Ethnomusicology Graduate Named Fulbright Scholar
Dr. Marion MacLeod, a graduate of the School of Music, has been named Fulbright Scholar.
She recently received her doctorate in Ethnomusicology from Memorial and holds an MA in music history from the University of Ottawa and two degrees from the University of Windsor – one in education and one in piano performance. The Fulbright Scholarship is for one year, but she intends to continue her research at the University of Chicago for two years with additional funding from the Social Sciences and Humanities Research Council (SSHRC).
“Many American vocal genres are defined by their timbre – that is, the colour of their sounds. Timbre is stylistic, but is often seen as a lifestyle marker and is described in socially suggestive terms,” she explains. “My project, entitled Sounding and Resounding Race Through Timbre, will study timbral and ideological nuances in music ranging from mountain music to Motown and examines often contradictory ways they are taught and performed when ‘covered’ by choral ensembles.”

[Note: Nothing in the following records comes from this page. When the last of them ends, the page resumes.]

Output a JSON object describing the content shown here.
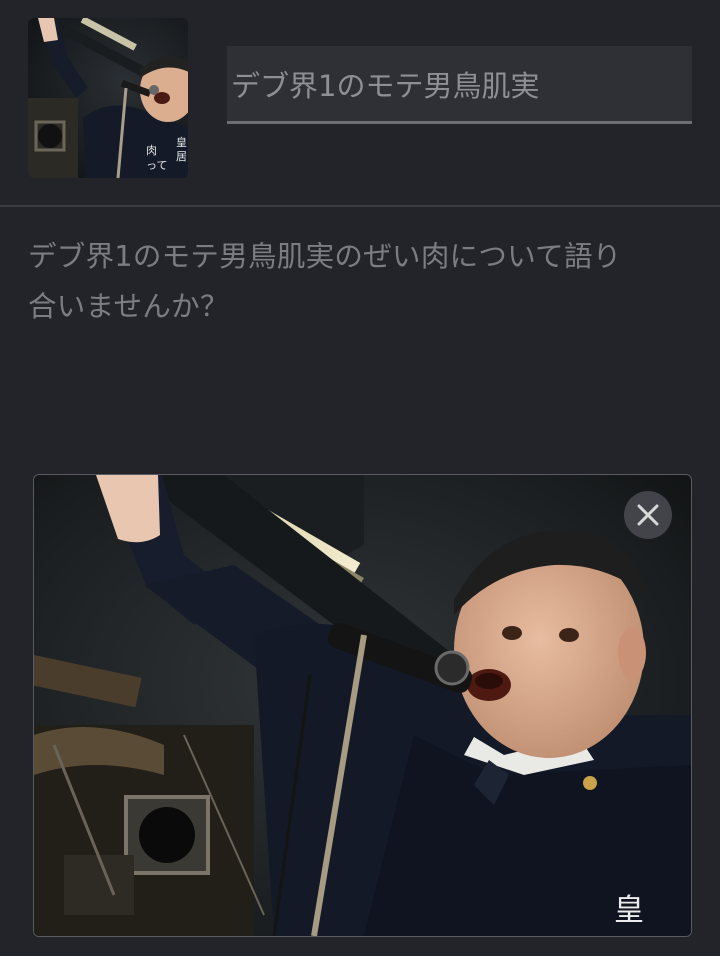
{
  "post": {
    "title_value": "デブ界1のモテ男鳥肌実",
    "body": "デブ界1のモテ男鳥肌実のぜい肉について語り\n合いませんか？"
  },
  "thumbnail": {
    "icon": "photo-thumbnail",
    "uniform_text": "皇 居 肉 って"
  },
  "attachment": {
    "icon": "attached-photo",
    "remove_icon": "close-icon",
    "uniform_text": "皇"
  },
  "colors": {
    "background": "#232429",
    "input_background": "#2f3036",
    "text_muted": "#8e8f95",
    "body_text": "#7c7d83",
    "divider": "#3c3d43"
  }
}
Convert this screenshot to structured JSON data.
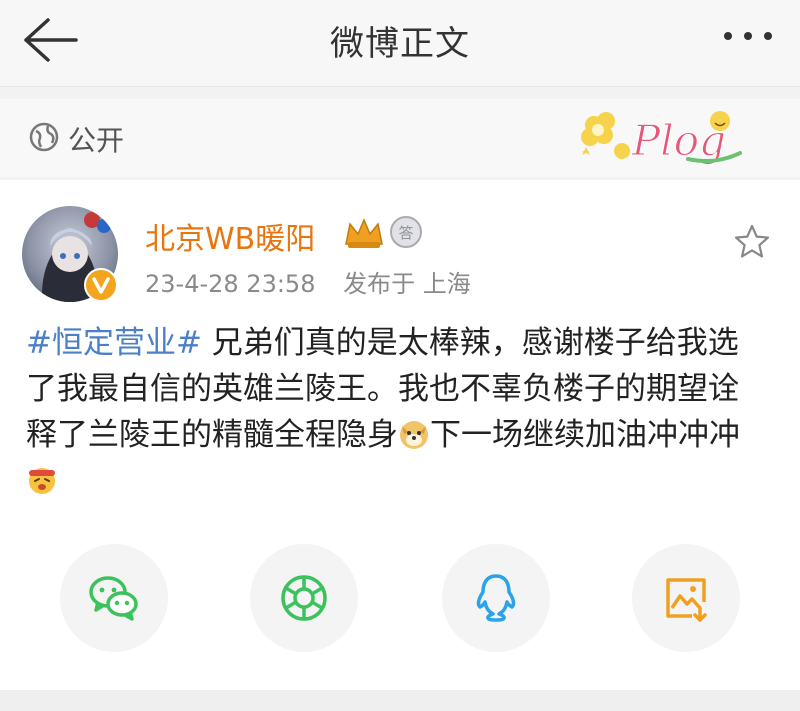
{
  "header": {
    "title": "微博正文",
    "back_icon": "arrow-left-icon",
    "more_icon": "more-dots-icon"
  },
  "visibility": {
    "label": "公开",
    "icon": "globe-icon",
    "sticker": "Plog"
  },
  "post": {
    "author": "北京WB暖阳",
    "date": "23-4-28 23:58",
    "location_text": "发布于 上海",
    "hashtag": "#恒定营业#",
    "text_1": " 兄弟们真的是太棒辣，感谢楼子给我选了我最自信的英雄兰陵王。我也不辜负楼子的期望诠释了兰陵王的精髓全程隐身",
    "text_2": "下一场继续加油冲冲冲",
    "emoji_1": "doge-emoji",
    "emoji_2": "fighting-emoji"
  },
  "share": {
    "items": [
      "wechat-icon",
      "moments-icon",
      "qq-icon",
      "save-image-icon"
    ]
  },
  "colors": {
    "username": "#e8750f",
    "hashtag": "#4b7fc7",
    "wechat": "#3cc25c",
    "moments": "#3cc25c",
    "qq": "#2aa3e8",
    "save": "#f0a020"
  }
}
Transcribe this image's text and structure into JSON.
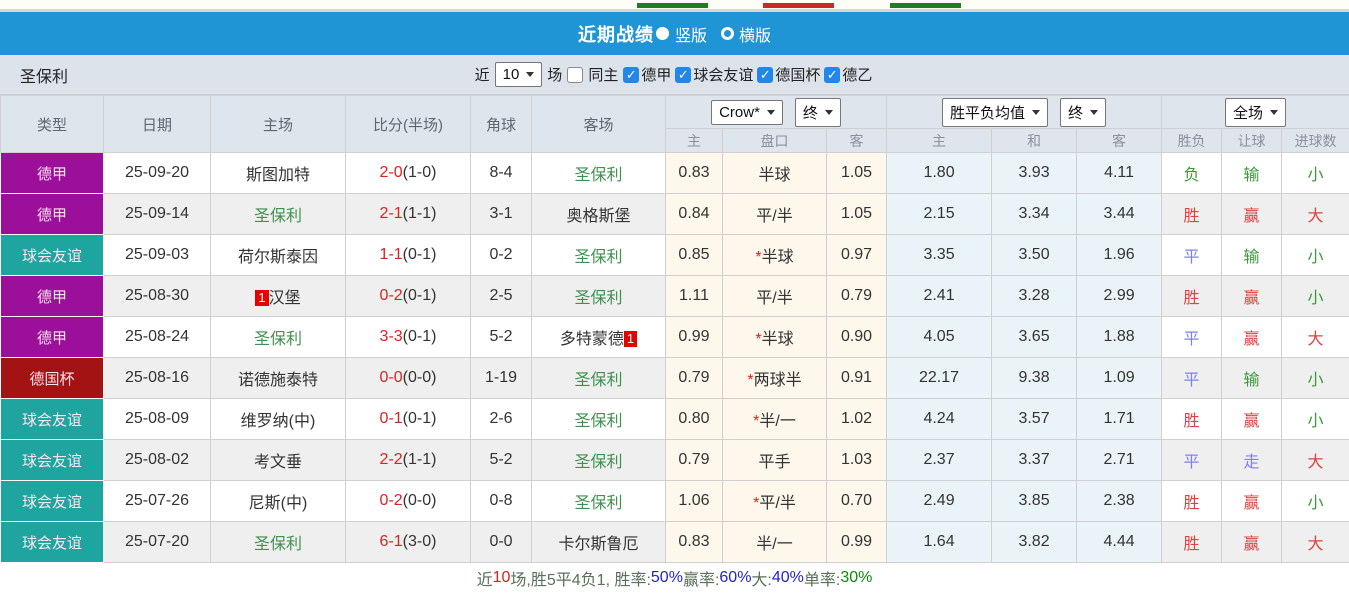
{
  "colors": {
    "accent_blue": "#2095d5",
    "type": {
      "德甲": "#9b0f9b",
      "球会友谊": "#1fa5a0",
      "德国杯": "#a31313"
    },
    "result": {
      "red": "#e04040",
      "green": "#3a9a3a",
      "blue": "#8080ee"
    },
    "target_team_green": "#3f9150",
    "score_red": "#e02020"
  },
  "title_bar": {
    "title": "近期战绩",
    "radio_vertical_label": "竖版",
    "radio_horizontal_label": "横版"
  },
  "filter": {
    "team": "圣保利",
    "near_label": "近",
    "matches_value": "10",
    "matches_label": "场",
    "same_home_label": "同主",
    "leagues": [
      {
        "label": "德甲",
        "checked": true
      },
      {
        "label": "球会友谊",
        "checked": true
      },
      {
        "label": "德国杯",
        "checked": true
      },
      {
        "label": "德乙",
        "checked": true
      }
    ]
  },
  "table": {
    "headers": [
      "类型",
      "日期",
      "主场",
      "比分(半场)",
      "角球",
      "客场"
    ],
    "dropdowns": {
      "company": "Crow*",
      "time1": "终",
      "avg": "胜平负均值",
      "time2": "终",
      "scope": "全场"
    },
    "subheaders": [
      "主",
      "盘口",
      "客",
      "主",
      "和",
      "客",
      "胜负",
      "让球",
      "进球数"
    ],
    "rows": [
      {
        "type": "德甲",
        "date": "25-09-20",
        "home": "斯图加特",
        "homeTarget": false,
        "homeBadge": "",
        "homeBadgeSide": "",
        "score": "2-0",
        "half": "(1-0)",
        "corner": "8-4",
        "away": "圣保利",
        "awayTarget": true,
        "awayBadge": "",
        "awayBadgeSide": "",
        "oddsHome": "0.83",
        "handicap": "半球",
        "star": false,
        "oddsAway": "1.05",
        "avgWin": "1.80",
        "avgDraw": "3.93",
        "avgLose": "4.11",
        "res": [
          [
            "负",
            "green"
          ],
          [
            "输",
            "green"
          ],
          [
            "小",
            "green"
          ]
        ]
      },
      {
        "type": "德甲",
        "date": "25-09-14",
        "home": "圣保利",
        "homeTarget": true,
        "homeBadge": "",
        "homeBadgeSide": "",
        "score": "2-1",
        "half": "(1-1)",
        "corner": "3-1",
        "away": "奥格斯堡",
        "awayTarget": false,
        "awayBadge": "",
        "awayBadgeSide": "",
        "oddsHome": "0.84",
        "handicap": "平/半",
        "star": false,
        "oddsAway": "1.05",
        "avgWin": "2.15",
        "avgDraw": "3.34",
        "avgLose": "3.44",
        "res": [
          [
            "胜",
            "red"
          ],
          [
            "赢",
            "red"
          ],
          [
            "大",
            "red"
          ]
        ]
      },
      {
        "type": "球会友谊",
        "date": "25-09-03",
        "home": "荷尔斯泰因",
        "homeTarget": false,
        "homeBadge": "",
        "homeBadgeSide": "",
        "score": "1-1",
        "half": "(0-1)",
        "corner": "0-2",
        "away": "圣保利",
        "awayTarget": true,
        "awayBadge": "",
        "awayBadgeSide": "",
        "oddsHome": "0.85",
        "handicap": "半球",
        "star": true,
        "oddsAway": "0.97",
        "avgWin": "3.35",
        "avgDraw": "3.50",
        "avgLose": "1.96",
        "res": [
          [
            "平",
            "blue"
          ],
          [
            "输",
            "green"
          ],
          [
            "小",
            "green"
          ]
        ]
      },
      {
        "type": "德甲",
        "date": "25-08-30",
        "home": "汉堡",
        "homeTarget": false,
        "homeBadge": "1",
        "homeBadgeSide": "left",
        "score": "0-2",
        "half": "(0-1)",
        "corner": "2-5",
        "away": "圣保利",
        "awayTarget": true,
        "awayBadge": "",
        "awayBadgeSide": "",
        "oddsHome": "1.11",
        "handicap": "平/半",
        "star": false,
        "oddsAway": "0.79",
        "avgWin": "2.41",
        "avgDraw": "3.28",
        "avgLose": "2.99",
        "res": [
          [
            "胜",
            "red"
          ],
          [
            "赢",
            "red"
          ],
          [
            "小",
            "green"
          ]
        ]
      },
      {
        "type": "德甲",
        "date": "25-08-24",
        "home": "圣保利",
        "homeTarget": true,
        "homeBadge": "",
        "homeBadgeSide": "",
        "score": "3-3",
        "half": "(0-1)",
        "corner": "5-2",
        "away": "多特蒙德",
        "awayTarget": false,
        "awayBadge": "1",
        "awayBadgeSide": "right",
        "oddsHome": "0.99",
        "handicap": "半球",
        "star": true,
        "oddsAway": "0.90",
        "avgWin": "4.05",
        "avgDraw": "3.65",
        "avgLose": "1.88",
        "res": [
          [
            "平",
            "blue"
          ],
          [
            "赢",
            "red"
          ],
          [
            "大",
            "red"
          ]
        ]
      },
      {
        "type": "德国杯",
        "date": "25-08-16",
        "home": "诺德施泰特",
        "homeTarget": false,
        "homeBadge": "",
        "homeBadgeSide": "",
        "score": "0-0",
        "half": "(0-0)",
        "corner": "1-19",
        "away": "圣保利",
        "awayTarget": true,
        "awayBadge": "",
        "awayBadgeSide": "",
        "oddsHome": "0.79",
        "handicap": "两球半",
        "star": true,
        "oddsAway": "0.91",
        "avgWin": "22.17",
        "avgDraw": "9.38",
        "avgLose": "1.09",
        "res": [
          [
            "平",
            "blue"
          ],
          [
            "输",
            "green"
          ],
          [
            "小",
            "green"
          ]
        ]
      },
      {
        "type": "球会友谊",
        "date": "25-08-09",
        "home": "维罗纳(中)",
        "homeTarget": false,
        "homeBadge": "",
        "homeBadgeSide": "",
        "score": "0-1",
        "half": "(0-1)",
        "corner": "2-6",
        "away": "圣保利",
        "awayTarget": true,
        "awayBadge": "",
        "awayBadgeSide": "",
        "oddsHome": "0.80",
        "handicap": "半/一",
        "star": true,
        "oddsAway": "1.02",
        "avgWin": "4.24",
        "avgDraw": "3.57",
        "avgLose": "1.71",
        "res": [
          [
            "胜",
            "red"
          ],
          [
            "赢",
            "red"
          ],
          [
            "小",
            "green"
          ]
        ]
      },
      {
        "type": "球会友谊",
        "date": "25-08-02",
        "home": "考文垂",
        "homeTarget": false,
        "homeBadge": "",
        "homeBadgeSide": "",
        "score": "2-2",
        "half": "(1-1)",
        "corner": "5-2",
        "away": "圣保利",
        "awayTarget": true,
        "awayBadge": "",
        "awayBadgeSide": "",
        "oddsHome": "0.79",
        "handicap": "平手",
        "star": false,
        "oddsAway": "1.03",
        "avgWin": "2.37",
        "avgDraw": "3.37",
        "avgLose": "2.71",
        "res": [
          [
            "平",
            "blue"
          ],
          [
            "走",
            "blue"
          ],
          [
            "大",
            "red"
          ]
        ]
      },
      {
        "type": "球会友谊",
        "date": "25-07-26",
        "home": "尼斯(中)",
        "homeTarget": false,
        "homeBadge": "",
        "homeBadgeSide": "",
        "score": "0-2",
        "half": "(0-0)",
        "corner": "0-8",
        "away": "圣保利",
        "awayTarget": true,
        "awayBadge": "",
        "awayBadgeSide": "",
        "oddsHome": "1.06",
        "handicap": "平/半",
        "star": true,
        "oddsAway": "0.70",
        "avgWin": "2.49",
        "avgDraw": "3.85",
        "avgLose": "2.38",
        "res": [
          [
            "胜",
            "red"
          ],
          [
            "赢",
            "red"
          ],
          [
            "小",
            "green"
          ]
        ]
      },
      {
        "type": "球会友谊",
        "date": "25-07-20",
        "home": "圣保利",
        "homeTarget": true,
        "homeBadge": "",
        "homeBadgeSide": "",
        "score": "6-1",
        "half": "(3-0)",
        "corner": "0-0",
        "away": "卡尔斯鲁厄",
        "awayTarget": false,
        "awayBadge": "",
        "awayBadgeSide": "",
        "oddsHome": "0.83",
        "handicap": "半/一",
        "star": false,
        "oddsAway": "0.99",
        "avgWin": "1.64",
        "avgDraw": "3.82",
        "avgLose": "4.44",
        "res": [
          [
            "胜",
            "red"
          ],
          [
            "赢",
            "red"
          ],
          [
            "大",
            "red"
          ]
        ]
      }
    ]
  },
  "summary": {
    "parts": [
      {
        "text": "近",
        "c": "label"
      },
      {
        "text": "10",
        "c": "red"
      },
      {
        "text": "场,胜5平4负1, 胜率:",
        "c": "label"
      },
      {
        "text": "50%",
        "c": "blue"
      },
      {
        "text": " 赢率:",
        "c": "label"
      },
      {
        "text": "60%",
        "c": "blue"
      },
      {
        "text": " 大:",
        "c": "label"
      },
      {
        "text": "40%",
        "c": "blue"
      },
      {
        "text": " 单率:",
        "c": "label"
      },
      {
        "text": "30%",
        "c": "green"
      }
    ]
  }
}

An active and diverse singer, pianist and accordionist in a variety of musical genres, Dr. MacLeod was awarded both a doctoral and postdoctoral scholarship from the Social Sciences and Humanities Research Council of Canada (SSHRC). She has presented her work for the International Council of Traditional Music, The American Historical Association, the International Association of Popular Music and the Society for Ethnomusicology.
Fulbright Canada is a joint bi-national, treaty-based organization created to encourage mutual understanding between Canada and the United States of America through academic and cultural exchange.
Fulbright Scholar Awards enable emerging and established scholars, post-doctoral researchers, and experienced professionals to conduct research, teach or undertake a combination of both activities for one semester or the full academic year. This award can be held at any university, research centre, think tank or government agency.